KOICA’s project to build schools in northern regions hit by the 25-year civil war also speaks for the cause. It has put $5 million over the last three years into opening 12 primary and middle schools across the battle-stricken town of Kilinochchi, some 350 km north of the capital, to provide education opportunities for more than 6,600 needy students.

The U.N. OPS has been partnering with the grant aid agency for four years, also for the education programs in Kilinochchi and Ampara in the East.

“They were very good schools in places where children didn’t have schools at all ― they were under a tree,” Jacob noted.

“It’s been easy to discuss strategies with KOICA. Our understanding is that they’re really trying to expand and have a deeper analysis on what other needs this country has. … I also appreciate the fact that they’re working on the environment and renewable energy because in this country you can do a lot with renewable energy.”

In another notable initiative, KOICA set up the South Asian country’s largest international convention center in 2011 in the coastal city of Hambantota, which includes a 1,500-seat auditorium and related infrastructure and equipment.
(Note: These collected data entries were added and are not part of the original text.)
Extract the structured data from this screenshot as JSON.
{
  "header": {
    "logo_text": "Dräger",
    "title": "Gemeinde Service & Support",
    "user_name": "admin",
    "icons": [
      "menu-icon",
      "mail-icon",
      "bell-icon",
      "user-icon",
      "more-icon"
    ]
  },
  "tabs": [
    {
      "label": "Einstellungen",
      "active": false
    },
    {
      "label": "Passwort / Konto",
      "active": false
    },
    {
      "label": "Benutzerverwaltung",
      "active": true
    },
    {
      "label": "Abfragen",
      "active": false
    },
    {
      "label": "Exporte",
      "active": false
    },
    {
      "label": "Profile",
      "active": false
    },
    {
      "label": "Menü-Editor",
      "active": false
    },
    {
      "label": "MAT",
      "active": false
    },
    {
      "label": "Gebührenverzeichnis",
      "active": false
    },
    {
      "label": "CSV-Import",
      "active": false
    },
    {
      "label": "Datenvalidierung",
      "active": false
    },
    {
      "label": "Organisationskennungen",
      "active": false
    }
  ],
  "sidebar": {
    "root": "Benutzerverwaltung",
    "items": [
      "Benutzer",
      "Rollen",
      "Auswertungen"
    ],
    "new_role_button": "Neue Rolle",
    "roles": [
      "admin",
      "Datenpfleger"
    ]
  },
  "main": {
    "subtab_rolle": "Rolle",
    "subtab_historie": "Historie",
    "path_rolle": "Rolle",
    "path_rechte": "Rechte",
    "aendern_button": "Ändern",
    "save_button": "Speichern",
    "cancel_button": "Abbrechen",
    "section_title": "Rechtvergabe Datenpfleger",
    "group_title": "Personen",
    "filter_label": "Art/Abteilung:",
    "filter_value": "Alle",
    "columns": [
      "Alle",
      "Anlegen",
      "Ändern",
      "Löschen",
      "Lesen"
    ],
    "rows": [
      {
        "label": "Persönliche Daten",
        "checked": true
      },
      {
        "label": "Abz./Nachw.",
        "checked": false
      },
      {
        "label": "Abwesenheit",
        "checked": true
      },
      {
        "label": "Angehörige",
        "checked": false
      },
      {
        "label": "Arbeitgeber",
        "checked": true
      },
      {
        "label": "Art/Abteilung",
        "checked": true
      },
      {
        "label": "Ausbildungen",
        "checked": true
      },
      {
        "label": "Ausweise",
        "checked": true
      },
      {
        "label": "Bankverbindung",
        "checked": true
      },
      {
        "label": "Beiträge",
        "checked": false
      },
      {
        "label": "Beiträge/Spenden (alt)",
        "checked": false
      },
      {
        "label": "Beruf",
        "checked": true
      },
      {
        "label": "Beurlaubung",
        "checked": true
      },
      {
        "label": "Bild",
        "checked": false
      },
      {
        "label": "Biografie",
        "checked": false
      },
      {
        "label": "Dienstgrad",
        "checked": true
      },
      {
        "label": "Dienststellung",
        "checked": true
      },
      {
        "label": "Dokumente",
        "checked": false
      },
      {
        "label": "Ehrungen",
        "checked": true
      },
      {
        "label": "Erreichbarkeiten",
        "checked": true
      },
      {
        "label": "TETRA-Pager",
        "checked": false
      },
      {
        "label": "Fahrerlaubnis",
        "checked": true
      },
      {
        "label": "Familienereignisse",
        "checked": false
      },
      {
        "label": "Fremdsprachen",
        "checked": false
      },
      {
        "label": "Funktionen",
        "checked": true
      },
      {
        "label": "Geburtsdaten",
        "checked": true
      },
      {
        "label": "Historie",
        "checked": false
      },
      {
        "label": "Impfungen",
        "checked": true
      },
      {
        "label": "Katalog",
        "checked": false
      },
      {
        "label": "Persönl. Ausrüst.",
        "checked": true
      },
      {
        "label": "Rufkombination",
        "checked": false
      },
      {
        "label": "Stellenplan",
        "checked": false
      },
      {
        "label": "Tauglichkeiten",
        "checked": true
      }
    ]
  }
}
The facility has since provided the venue for major international events such as the Commonwealth Summit last year and the World Conference on Youth in May.

Building on the $7.24 million project, the Daebo Engineering and Construction, a Korean construction firm, won a 14.6 billion won ($13.2 million) contract from the Sri Lankan government to expand the center with three conference rooms and a cafeteria.

Seoul’s ODA disbursements topped $414 million between 1987 and 2012, making it Sri Lanka’s sixth largest donor following the Asian Development Bank, Japan, the International Development Association, the European Union and the World Bank’s International Finance Corporation, according to the Organization for Economic Cooperation and Development.

The limited overall aid scale, coupled with a lopsided reliance on concessional loans in proportion to grants, remains a major challenge.

Though China is not a member of the Paris-based agency’s donor club, it has emerged as a top partner for bilateral cooperation, offering about $6 billion chiefly in concessional loans since 1971, according to KOICA’s Sri Lanka unit.

“Sri Lanka’s strategic values are increasing as it sits on the saddle of a core maritime logistics route,” Korea’s Ambassador to Colombo Chang Won-sam said.

“While China and Japan remain a major source of assistance for Sri Lanka, Korea has its own advantage because it has no hidden agenda. And the two countries share many things in common ― 3,000 years of history, multi-religion and cultural society and the experience of a civil war.”